I wrote a book about the Twilight novels of Stephenie Meyer, an exegesis that required I do a deep-dive into LDS history because both Meyer’s faith and her implicit criticism of Mormon culture in that series are essential to understanding it. See ‘Mormon Vampires in the Garden of Eden’ for the short version of the arguments I made in Spotlight. I was inundated with vitrolic criticism from the LDS Online Army for my ignorance and arrogance in talking about Meyer and Mormons, until a BYU emeritus professor stood up for me — and the attacks ceased instantly.
Rowling got off easily, believe me, and she was smart to post a correction as promptly as she did.
For more on the Mormon Church online, see here, here, and here. No community of believers has been as challenged as the LDS faithful have been by the accessibility to historical information that contradicts their tenets about Smith’s revelation and subsequent story — and none to my knowledge has been as successful in turning the medium to their advantage for missionary work. Rowling, of course, had no idea, and, again, was lucky to get off their radar as a threat as quickly as she has before FARMS or JettBoy were engaged.
Thanks for this fascinating post, and especially the two links to the 30 September Hanna Seariac Deseret News article and the Bill McKeever Mormonism Research Ministry (though I have not – yet? – followed any of their links).
But also very much for the vivid sketch of “the Mormon Church online”, of which I had no real sense.

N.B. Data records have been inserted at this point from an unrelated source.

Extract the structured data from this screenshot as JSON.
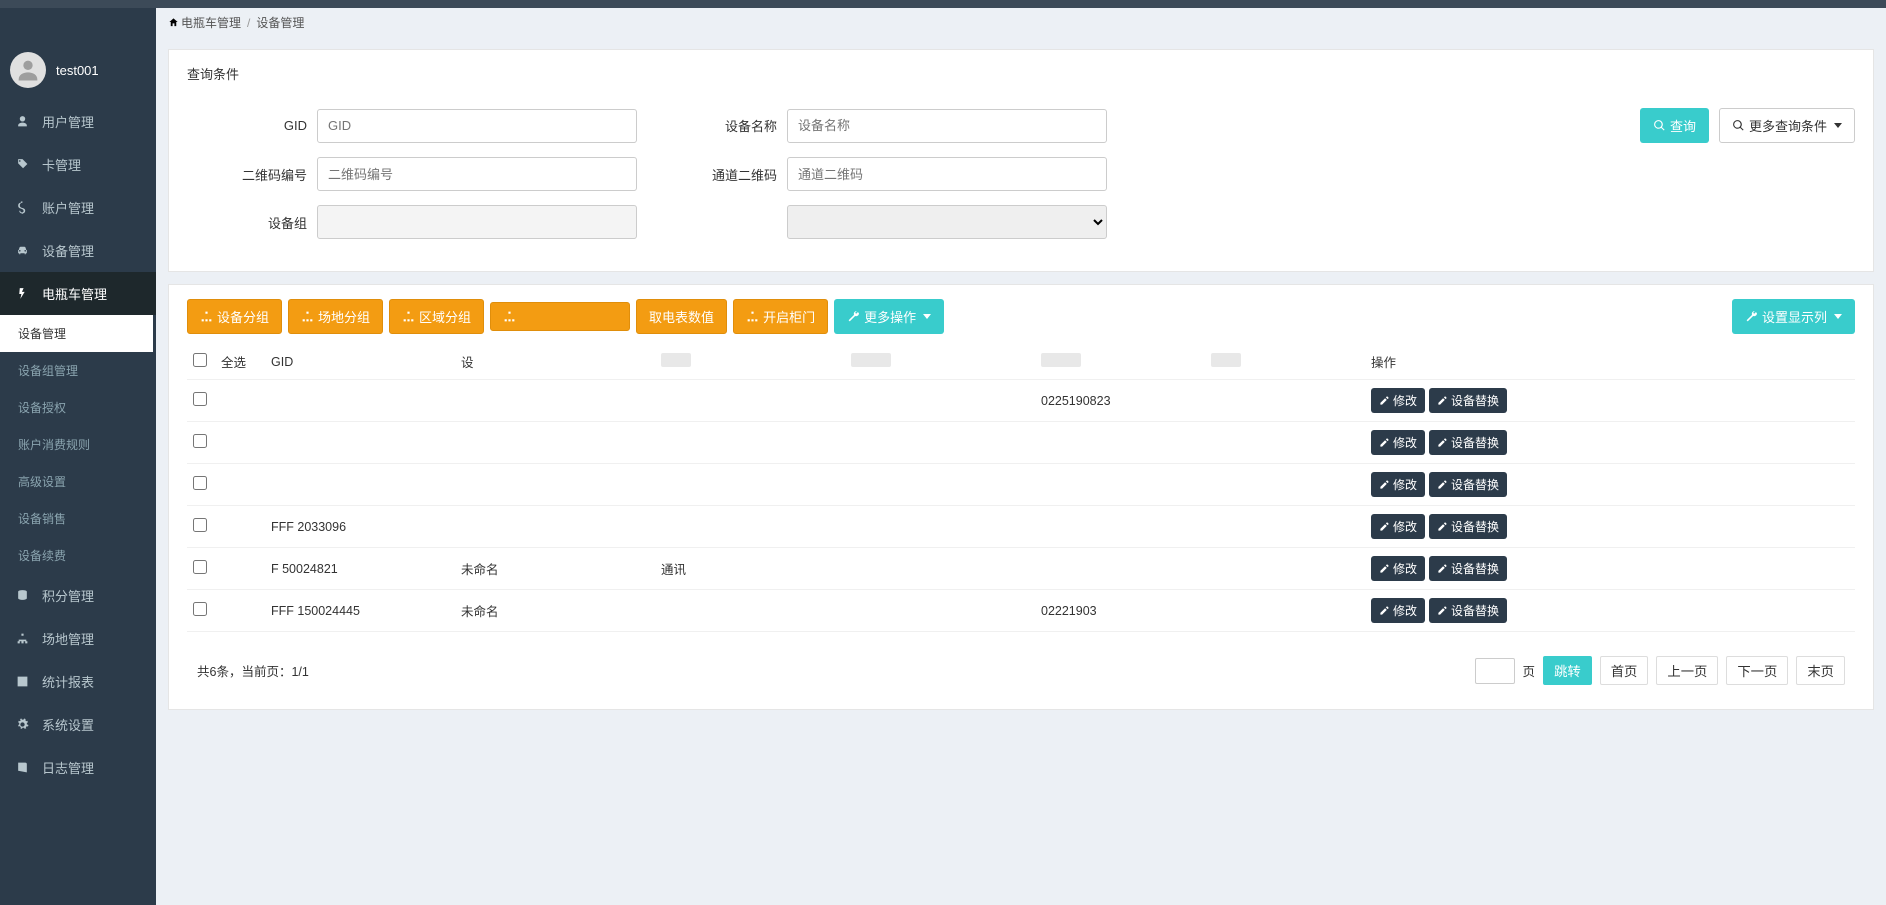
{
  "user": {
    "name": "test001"
  },
  "breadcrumb": {
    "parent": "电瓶车管理",
    "current": "设备管理"
  },
  "nav": {
    "users": "用户管理",
    "card": "卡管理",
    "account": "账户管理",
    "device": "设备管理",
    "ebike": "电瓶车管理",
    "points": "积分管理",
    "site": "场地管理",
    "stats": "统计报表",
    "system": "系统设置",
    "log": "日志管理"
  },
  "subnav": {
    "device_mgmt": "设备管理",
    "device_group_mgmt": "设备组管理",
    "device_auth": "设备授权",
    "account_rule": "账户消费规则",
    "adv_settings": "高级设置",
    "device_sale": "设备销售",
    "device_renew": "设备续费"
  },
  "search": {
    "panel_title": "查询条件",
    "gid_label": "GID",
    "gid_placeholder": "GID",
    "device_name_label": "设备名称",
    "device_name_placeholder": "设备名称",
    "qr_label": "二维码编号",
    "qr_placeholder": "二维码编号",
    "channel_qr_label": "通道二维码",
    "channel_qr_placeholder": "通道二维码",
    "device_group_label": "设备组",
    "query_btn": "查询",
    "more_cond_btn": "更多查询条件"
  },
  "toolbar": {
    "dev_group": "设备分组",
    "site_group": "场地分组",
    "area_group": "区域分组",
    "redacted": " ",
    "get_meter": "取电表数值",
    "open_cabinet": "开启柜门",
    "more_ops": "更多操作",
    "display_cols": "设置显示列"
  },
  "table": {
    "select_all": "全选",
    "col_gid": "GID",
    "col_device": "设",
    "col_ops": "操作",
    "edit": "修改",
    "replace": "设备替换",
    "rows": [
      {
        "gid": "",
        "col3": "",
        "col4": "",
        "col5": "0225190823"
      },
      {
        "gid": "",
        "col3": "",
        "col4": "",
        "col5": ""
      },
      {
        "gid": "",
        "col3": "",
        "col4": "",
        "col5": ""
      },
      {
        "gid": "FFF      2033096",
        "col3": "",
        "col4": "",
        "col5": ""
      },
      {
        "gid": "F        50024821",
        "col3": "未命名",
        "col4": "通讯",
        "col5": ""
      },
      {
        "gid": "FFF   150024445",
        "col3": "未命名",
        "col4": "",
        "col5": "02221903"
      }
    ]
  },
  "pager": {
    "summary": "共6条，当前页：1/1",
    "page_sfx": "页",
    "jump": "跳转",
    "first": "首页",
    "prev": "上一页",
    "next": "下一页",
    "last": "末页"
  }
}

I wonder what sense many people growing up pre- or extra-internet have of ‘Mormon’ / ‘LDS’ history, and where they get it? The Mormon Tabernacle Choir? Arthur Conan Doyle’s A Study in Scarlet (1887)? (!) Probably not that many from Bernard DeVoto’s The Year of Decision, 1846 (1942) – though his Wikipedia article notes a 2016 reissue…. I don’t remember when I heard of some kind of Mormon connection of the original Battlestar Galactica (1978-79)… not as quickly, I think, as I heard something similar about Twilight (2005) and sequels.

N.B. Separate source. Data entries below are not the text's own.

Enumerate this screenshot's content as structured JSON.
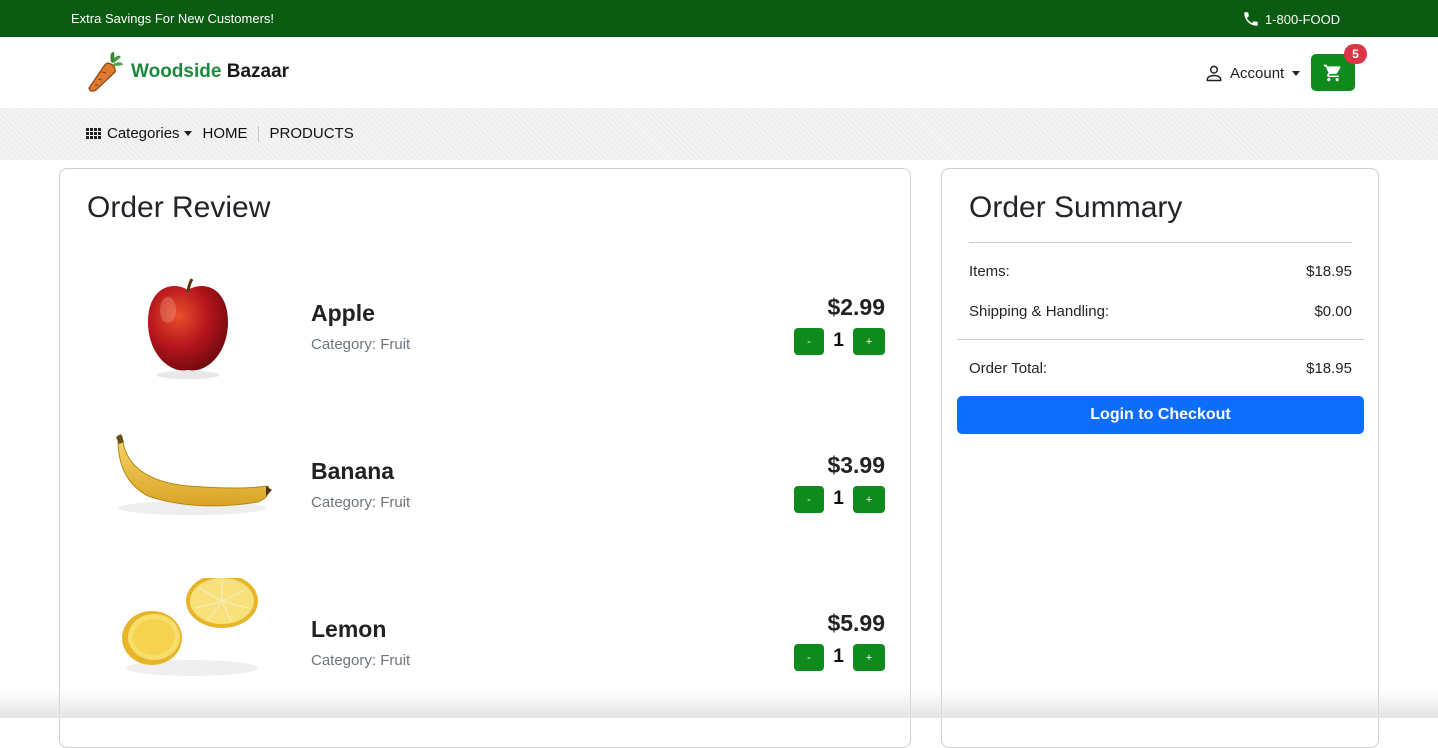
{
  "topbar": {
    "promo": "Extra Savings For New Customers!",
    "phone": "1-800-FOOD"
  },
  "brand": {
    "first": "Woodside",
    "second": "Bazaar"
  },
  "header": {
    "account_label": "Account",
    "cart_count": "5"
  },
  "nav": {
    "categories_label": "Categories",
    "home_label": "HOME",
    "products_label": "PRODUCTS"
  },
  "review": {
    "title": "Order Review",
    "items": [
      {
        "name": "Apple",
        "category": "Category: Fruit",
        "price": "$2.99",
        "quantity": "1",
        "minus": "-",
        "plus": "+"
      },
      {
        "name": "Banana",
        "category": "Category: Fruit",
        "price": "$3.99",
        "quantity": "1",
        "minus": "-",
        "plus": "+"
      },
      {
        "name": "Lemon",
        "category": "Category: Fruit",
        "price": "$5.99",
        "quantity": "1",
        "minus": "-",
        "plus": "+"
      }
    ]
  },
  "summary": {
    "title": "Order Summary",
    "items_label": "Items:",
    "items_value": "$18.95",
    "shipping_label": "Shipping & Handling:",
    "shipping_value": "$0.00",
    "total_label": "Order Total:",
    "total_value": "$18.95",
    "checkout_label": "Login to Checkout"
  },
  "colors": {
    "topbar": "#0b5b12",
    "brand_green": "#1e8a3c",
    "button_green": "#0f8a1c",
    "primary_blue": "#0d6efd",
    "badge_red": "#dc3545"
  },
  "icons": {
    "phone": "phone-icon",
    "account": "user-icon",
    "cart": "cart-icon",
    "categories": "grid-icon",
    "logo": "carrot-icon"
  }
}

‘Gentile’ interest in Mormonism largely sprang, I think, from Brodie’s ‘No Man Knows My History: a Life of Joseph Smith‘ (1945), Brooks’ ‘Mountain Meadows Massacre‘ (1950), and, more recently, Krakauer’s ‘Under the Banner of Heaven‘ (2003), a history of the ‘Mormon Fundamentalist’ murders and their roots in 19th Century events such as the Mountain Meadows massacre. The latter was published with significant fanfare; two other books were published just before and after Krakauer’s that also focused on the Mountain Meadows event, which spurred an enormous defensive response from FARMs and the LDS academic battalion of apologists. It also inspired the ‘Twilight’ books, which turn in large part on a believer’s wish-fulfillment re-imagining of the Mountain Meadows events and other challenges to naive faith in the Book of Mormon and Smith’s revelations (e.g., the genetic evidence that no Semitic tribes ever landed in South America).

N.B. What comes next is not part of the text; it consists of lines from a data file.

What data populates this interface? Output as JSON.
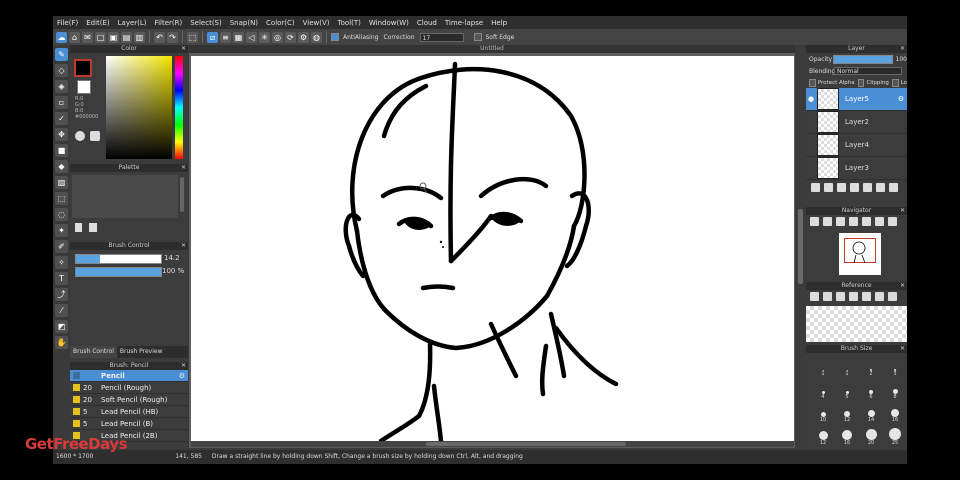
{
  "menu": [
    "File(F)",
    "Edit(E)",
    "Layer(L)",
    "Filter(R)",
    "Select(S)",
    "Snap(N)",
    "Color(C)",
    "View(V)",
    "Tool(T)",
    "Window(W)",
    "Cloud",
    "Time-lapse",
    "Help"
  ],
  "toolbar": {
    "antialiasing_label": "AntiAliasing",
    "correction_label": "Correction",
    "correction_value": "17",
    "soft_edge_label": "Soft Edge"
  },
  "color_panel": {
    "title": "Color",
    "readout": [
      "R:0",
      "G:0",
      "B:0"
    ],
    "hex": "#000000",
    "colors": {
      "fg": "#000000",
      "bg": "#ffffff",
      "accent": "#4a8fd6"
    }
  },
  "palette_panel": {
    "title": "Palette"
  },
  "brush_control": {
    "title": "Brush Control",
    "size_value": "14.2",
    "opacity_value": "100 %",
    "tab_control": "Brush Control",
    "tab_preview": "Brush Preview"
  },
  "brush_list": {
    "title": "Brush: Pencil",
    "items": [
      {
        "size": "",
        "name": "Pencil"
      },
      {
        "size": "20",
        "name": "Pencil (Rough)"
      },
      {
        "size": "20",
        "name": "Soft Pencil (Rough)"
      },
      {
        "size": "5",
        "name": "Lead Pencil (HB)"
      },
      {
        "size": "5",
        "name": "Lead Pencil (B)"
      },
      {
        "size": "",
        "name": "Lead Pencil (2B)"
      }
    ]
  },
  "canvas": {
    "tab_title": "Untitled"
  },
  "layer_panel": {
    "title": "Layer",
    "opacity_label": "Opacity",
    "opacity_value": "100",
    "blending_label": "Blending",
    "blending_value": "Normal",
    "protect_alpha": "Protect Alpha",
    "clipping": "Clipping",
    "lock": "Lo",
    "layers": [
      "Layer5",
      "Layer2",
      "Layer4",
      "Layer3"
    ]
  },
  "navigator": {
    "title": "Navigator"
  },
  "reference": {
    "title": "Reference"
  },
  "brush_size": {
    "title": "Brush Size",
    "rows": [
      [
        "1",
        "1",
        "2",
        "3"
      ],
      [
        "4",
        "5",
        "6",
        "8"
      ],
      [
        "10",
        "12",
        "14",
        "16"
      ],
      [
        "12",
        "16",
        "20",
        "25"
      ],
      [
        "",
        "",
        "",
        ""
      ]
    ]
  },
  "status": {
    "canvas_size": "1600 * 1700",
    "text": "141, 585",
    "hint": "Draw a straight line by holding down Shift, Change a brush size by holding down Ctrl, Alt, and dragging"
  },
  "watermark": {
    "text": "GetFreeDays"
  }
}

Rowling has been posting of late about Islamist fundamentalism in Iran vis a vis the women’s revolution against the theocratic regime there. She has done this without mentioning Islam once, a marker of her Islamophobia-phobia. I wonder if this seemingly unrelated aside to the other religion founded by a Prophet — with the suggestion that Smith was as many historians have concluded a “pious fraud” — was meant as a marker that she is also not a fan of Islam, though this implicit criticism, if it exists, probably springs from her core feminism rather than her esoteric Christian faith or awareness of Islamist persecution of Christians historically and currently.